Emile Durkheim’s Relevance to the History of Contemporary Sociology

Durkheim created a blueprint for the discipline of Sociology that defined it in entirely new terms. Understanding social theory, and engaging in the practice of Sociology without contradiction, entails giving up philosophical positions like individualism from which the sociological object, as Durkheim defined it, is rendered absurd.

As Sociology has struggled over the decades to define itself against philosophical individualism and to establish the social at its center point, Durkheim has always been the inspiration. Structural functionalism, cultural anthropology, cultural sociology, postmodernism, post-structuralism, sociological studies of science, sociology of knowledge, and legal studies were all inspired by Durkheim s arguments, some negatively and some positively. The work of Garfinkel, Goffman, Symbolic Interaction, and social constructivism, are similarly indebted. Durkheim s arguments with regard to social character of the individual self, the importance of concrete forms of association between people, and the special characteristics of self-regulating practices in modern social contexts are an important foundation of these contemporary arguments.

The true importance of Sociology as Durkheim envisioned it was not to play handmaiden to philosophy. He envisioned a sociology that evaluated social facts on its own terms. He rejected the idea that social facts were contingent and wanted to establish that certain social forms and processes were necessary or, put another way, that certain social needs must be fulfilled in order for society to go on. Once this is established, those necessities become the non-contingent social facts against which arguments can be anchored.

Feminists sometimes argue that Durkheim s work ignored women, or adopted an insensitive stance toward them. He certainly did not theorize about women in any depth, but very few men were aware of women s issues at all in the 1890s. Even so, it is significant that Durkheim not only argued for the rational status of aboriginal people, but also had some awareness of the position of women. For instance, in Suicide he noted that there seemed to be a fourth form of suicide which he called ”fatalistic, that was particularly prevalent among women. While noting that he lacked sufficient evidence, he suggested that marriage, while beneficial to men, may have a negative effect on women.

Durkheim also noted in The Division of Labor that studies of aboriginal people suggest women were once as strong as men and that the development of society, and the positions women hold in modern societies, have made women weaker. Given the turn-of-the-century tendency to view women as innately gentle and weak, Durkheim s opinion in this regard is noteworthy.
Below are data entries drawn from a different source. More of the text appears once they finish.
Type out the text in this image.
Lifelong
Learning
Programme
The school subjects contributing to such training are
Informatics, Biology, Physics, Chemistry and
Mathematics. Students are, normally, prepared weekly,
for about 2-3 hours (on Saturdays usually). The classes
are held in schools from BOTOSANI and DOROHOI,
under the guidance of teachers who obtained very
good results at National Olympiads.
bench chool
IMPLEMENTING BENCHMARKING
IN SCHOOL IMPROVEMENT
Durkheim would have resisted allowing individualistic perspectives or disciplines to judge the validity of sociological arguments. He also would have disagreed with the currently popular position that the problem with Sociology is that it does not focus enough on individuals and on individual reason. Other disciplines would regard Sociology more favorably if it did so, but the point of Sociology from the beginning has been to challenge them in this regard. Sociology begins with the premise that individualism is wrong. There would be no Sociology if the individualism of philosophy, economics and psychology were accepted. Only if the social is primary does Sociology have a reason to exist as a discipline in the first place. On this foundation Durkheim hoped to ground a sociological understanding of the requirements for justice in modern society.

Bibliography:

  1. Alexander, J. C. (ed.) (1988) Durkheimian Sociology: Cultural Studies. Cambridge University Press, Cambridge.
  2. Giddens, A. (1971) Capitalism and Modern Social Theory. Cambridge University Press, Cambridge.
  3. Lukes, S. (1973). Emile Durkheim: His Life and Work, a Historical and Critical Study. Stanford University Press, Stanford, CA.
  4. Parsons, T. (1937) The Structure of Social Action. Free Press, New York.